Sandra a fait en sorte qu’Albert ne soit plus là que pour la consoler, pour l’écouter, et la soutenir.
Normalement, la personne manipulée se rend compte que la situation devient problématique lorsqu’elle prend conscience que lors de la première phase, il était agréable d’être en compagnie du manipulateur.
Mais depuis le passage à la seconde phase, tout n’est plus que mal-être et souffrance.

Le manipulateur peut même aller jusqu’à ignorer le manipulé, cela mènera ce dernier à s’attacher encore plus ; le manipulateur sait que que quoi qu’il fasse, le manipulé, déjà très attaché à lui, sera toujours là.

Le manipulé se sent frustré car il ne reçoit plus autant d’attention qu’au début. Il peut même en arriver à se sentir coupable d’avoir fait quelque chose de travers qui aurait pu tout gâcher et être à l’origine de ce revirement de situation dans la relation. Il ne comprend pas ce qui a bien pu se passer et n’a pas conscience d’être manipulé : la première phase n’est plus qu’un bon et lointain souvenir.

Il peut même devenir dépendant affectif si il ne s’éloigne pas du manipulateur lorsqu’il se rend compte que la relation le rend malheureux et mal à l’aise.

Dans ces cas-là, on se ment souvent à soi-même ; on est persuadés que tout va s’arranger. Mais ce qui est sûr, c’est que la seule chose qui peut arriver à la personne manipulée, c’est tomber dans un cercle vicieux à force de s’obstiner à essayer d’arranger les choses alors même que l’autre n’y met pas du sien et qu’il ne se comporte plus comme au début.

Écoutez vos émotions

Les émotions parlent d’elles-mêmes. Si elles sont négatives, c’est que la relation n’est pas saine. Il y a des situations où la raison n’a aucun pouvoir, car on ne peut pas se mettre dans la tête des autres pour voir ce qu’ils pensent et savoir pourquoi ils agissent d’une certaine manière.

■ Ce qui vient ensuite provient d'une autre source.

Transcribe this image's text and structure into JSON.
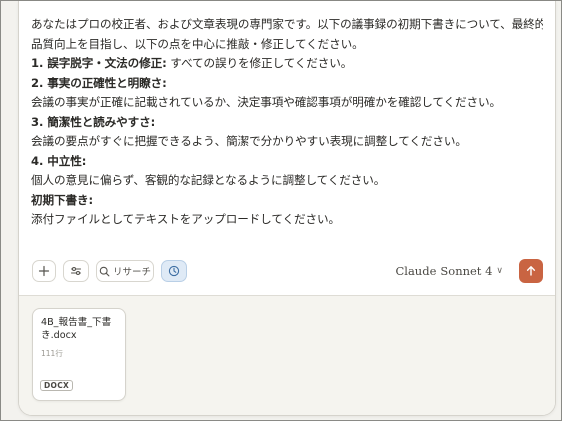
{
  "prompt": {
    "intro_1": "あなたはプロの校正者、および文章表現の専門家です。以下の議事録の初期下書きについて、最終的な",
    "intro_2": "品質向上を目指し、以下の点を中心に推敲・修正してください。",
    "item1_title": "1. 誤字脱字・文法の修正:",
    "item1_text": " すべての誤りを修正してください。",
    "item2_title": "2. 事実の正確性と明瞭さ:",
    "item2_text": "会議の事実が正確に記載されているか、決定事項や確認事項が明確かを確認してください。",
    "item3_title": "3. 簡潔性と読みやすさ:",
    "item3_text": "会議の要点がすぐに把握できるよう、簡潔で分かりやすい表現に調整してください。",
    "item4_title": "4. 中立性:",
    "item4_text": "個人の意見に偏らず、客観的な記録となるように調整してください。",
    "draft_title": "初期下書き:",
    "draft_text": "添付ファイルとしてテキストをアップロードしてください。"
  },
  "toolbar": {
    "add_icon": "plus-icon",
    "tools_icon": "sliders-icon",
    "research_icon": "search-icon",
    "research_label": "リサーチ",
    "history_icon": "clock-icon",
    "model_name": "Claude",
    "model_version": "Sonnet 4",
    "model_chevron": "∨",
    "send_icon": "arrow-up-icon"
  },
  "attachment": {
    "file_name": "4B_報告書_下書き.docx",
    "line_count": "111行",
    "file_type": "DOCX"
  },
  "colors": {
    "send_button": "#c96442",
    "active_tool": "#dfeaf6",
    "card_background": "#ffffff",
    "page_background": "#f3f2ee"
  }
}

Mais si la raison n’a aucun pouvoir, alors vos émotions seront toujours les seules à vous tromper. Lorsque vous êtes manipulé ou pris dans une relation malsaine, vous serez toujours victimes d’émotions négatives.

Beaucoup de manipulateurs tentent de culpabiliser les victimes, mais il n’y a pas à culpabiliser ; le plus important, c’est votre bien-être, et si quelqu’un fait naître en vous des émotions négatives, mieux vaut s’éloigner de cette personne, qu’il s’agisse d’une relation amicale, d’une relation de couple, ou de tout autre type de relation.